Date of Award

8-2017

Document Type

Thesis

Degree Name

Master of Science (MS)

College/School

College of Science and Mathematics

Department/Program

Biology

Thesis Sponsor/Dissertation Chair/Project Chair

John J. Gaynor

Committee Member

Paul A. X. Bologna

Committee Member

Vladislav Snitsarev

Subject(s)

Sea nettle--Venom, Lectins, Molecular cloning

Abstract

I have identified a novel pore-forming toxin (PFT) in the venom of the Sea Nettle (Chrysaora quinquicherra), a protein I have named Chrysaoralin. This protein is discharged from specialized organelles called cnidocysts (nematocysts) found primarily in the tentacles of this jellyfish.

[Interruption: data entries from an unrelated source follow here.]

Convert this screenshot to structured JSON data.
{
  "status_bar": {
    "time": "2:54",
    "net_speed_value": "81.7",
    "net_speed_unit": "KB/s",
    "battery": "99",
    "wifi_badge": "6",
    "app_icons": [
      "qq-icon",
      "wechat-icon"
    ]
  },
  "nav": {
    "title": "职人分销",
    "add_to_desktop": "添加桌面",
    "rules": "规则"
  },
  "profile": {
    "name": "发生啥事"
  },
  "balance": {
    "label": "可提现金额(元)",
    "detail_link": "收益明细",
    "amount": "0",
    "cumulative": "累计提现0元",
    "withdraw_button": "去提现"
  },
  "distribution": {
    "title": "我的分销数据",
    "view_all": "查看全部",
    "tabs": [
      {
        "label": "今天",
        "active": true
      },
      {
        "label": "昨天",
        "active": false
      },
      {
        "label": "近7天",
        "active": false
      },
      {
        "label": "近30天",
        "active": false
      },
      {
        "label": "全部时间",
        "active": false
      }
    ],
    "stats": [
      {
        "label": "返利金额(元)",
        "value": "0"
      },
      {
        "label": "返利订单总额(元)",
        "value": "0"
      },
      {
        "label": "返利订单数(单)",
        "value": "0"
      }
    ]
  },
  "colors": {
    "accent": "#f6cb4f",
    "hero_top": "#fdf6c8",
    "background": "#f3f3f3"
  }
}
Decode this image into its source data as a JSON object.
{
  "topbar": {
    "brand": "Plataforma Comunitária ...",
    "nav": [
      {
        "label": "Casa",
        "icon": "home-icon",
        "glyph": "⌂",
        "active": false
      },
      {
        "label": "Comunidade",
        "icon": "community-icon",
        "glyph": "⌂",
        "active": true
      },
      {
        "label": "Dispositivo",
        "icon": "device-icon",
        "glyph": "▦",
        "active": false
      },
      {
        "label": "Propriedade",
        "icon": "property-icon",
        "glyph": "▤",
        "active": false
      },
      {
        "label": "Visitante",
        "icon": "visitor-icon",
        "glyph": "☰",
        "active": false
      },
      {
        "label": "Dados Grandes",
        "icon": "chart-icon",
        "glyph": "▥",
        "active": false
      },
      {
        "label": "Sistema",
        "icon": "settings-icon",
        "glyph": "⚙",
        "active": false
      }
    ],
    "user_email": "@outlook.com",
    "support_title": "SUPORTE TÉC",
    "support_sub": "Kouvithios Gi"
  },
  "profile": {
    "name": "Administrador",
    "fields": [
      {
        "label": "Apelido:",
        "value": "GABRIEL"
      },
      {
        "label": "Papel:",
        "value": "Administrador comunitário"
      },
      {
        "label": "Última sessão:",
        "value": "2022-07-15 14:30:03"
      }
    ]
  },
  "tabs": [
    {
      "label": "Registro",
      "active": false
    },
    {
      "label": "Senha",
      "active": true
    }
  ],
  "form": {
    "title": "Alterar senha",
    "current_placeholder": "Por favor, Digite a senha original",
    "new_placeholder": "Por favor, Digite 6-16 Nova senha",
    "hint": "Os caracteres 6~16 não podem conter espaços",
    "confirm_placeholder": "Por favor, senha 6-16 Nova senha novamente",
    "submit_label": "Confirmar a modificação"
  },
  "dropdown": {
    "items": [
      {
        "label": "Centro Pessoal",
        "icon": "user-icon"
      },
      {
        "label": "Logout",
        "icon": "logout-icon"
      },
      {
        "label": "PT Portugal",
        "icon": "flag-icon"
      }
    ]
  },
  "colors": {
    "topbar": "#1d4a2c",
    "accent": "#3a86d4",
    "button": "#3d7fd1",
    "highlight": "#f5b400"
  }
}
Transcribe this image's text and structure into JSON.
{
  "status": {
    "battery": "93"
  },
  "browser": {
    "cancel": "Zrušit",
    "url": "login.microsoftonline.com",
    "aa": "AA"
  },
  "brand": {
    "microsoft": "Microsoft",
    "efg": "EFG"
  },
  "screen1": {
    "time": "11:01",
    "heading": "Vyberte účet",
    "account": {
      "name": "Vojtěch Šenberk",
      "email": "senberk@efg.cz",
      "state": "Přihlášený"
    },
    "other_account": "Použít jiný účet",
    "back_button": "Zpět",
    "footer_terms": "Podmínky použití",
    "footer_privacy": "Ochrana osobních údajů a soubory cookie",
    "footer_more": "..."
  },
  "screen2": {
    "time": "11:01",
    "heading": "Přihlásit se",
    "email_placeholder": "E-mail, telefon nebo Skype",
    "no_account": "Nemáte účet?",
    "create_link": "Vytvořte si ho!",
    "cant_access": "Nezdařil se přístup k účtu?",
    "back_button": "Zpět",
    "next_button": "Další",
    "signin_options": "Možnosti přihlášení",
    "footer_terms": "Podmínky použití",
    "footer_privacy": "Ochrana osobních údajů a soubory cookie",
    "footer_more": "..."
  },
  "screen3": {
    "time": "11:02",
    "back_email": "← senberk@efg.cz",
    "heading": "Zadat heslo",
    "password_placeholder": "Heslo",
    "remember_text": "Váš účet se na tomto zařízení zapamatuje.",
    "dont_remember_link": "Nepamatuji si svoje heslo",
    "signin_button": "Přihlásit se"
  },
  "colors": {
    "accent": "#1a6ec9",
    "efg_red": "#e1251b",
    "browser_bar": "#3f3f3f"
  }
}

Chrysaoralin was first identified by Nextgen sequencing (RNA-Seq) of libraries made from mRNA isolated from tentacles of mature medusa collected from Barnegat Bay, NJ. The full-length of the Chrysaoralin gene is 1365 bp, encoding a protein of 454 AA (50.695 kD; pI = 6.58). The SignalP 4.1 algorithm (http://www.cbs.dtu.dk/services/SignalP/) predicts a signal peptide of 22 AA. The mature protein (minus the putative signal peptide) is 432 AA (48.321 kD; pI = 6.58). This protein shows strong homology (66%) to a hemolytic lectin from the sea cucumber, Cucumaria echinata (Phylum Echinodermata). In support of this fact hemolytic activity was detected in the purified nematocyst preparations, which demonstrates sensitivity to both boiling and Proteinase K digestion, suggesting this activity is proteinaceous. The RNASeq data was verified by generating PCR amplicons using 9 sets of primers that span the full gene. Genomic sequences from both Barnegat Bay and Chesapeake Bay Chrysaoralin were intron-less. I also modified and subcloned the full-length Chrysaoralin gene into a pET SUMO expression vector and transformed into E. coli. Future expression of this recombinant protein in E. coli may further the understanding of the physiological role of Chrysaoralin in human envenomations.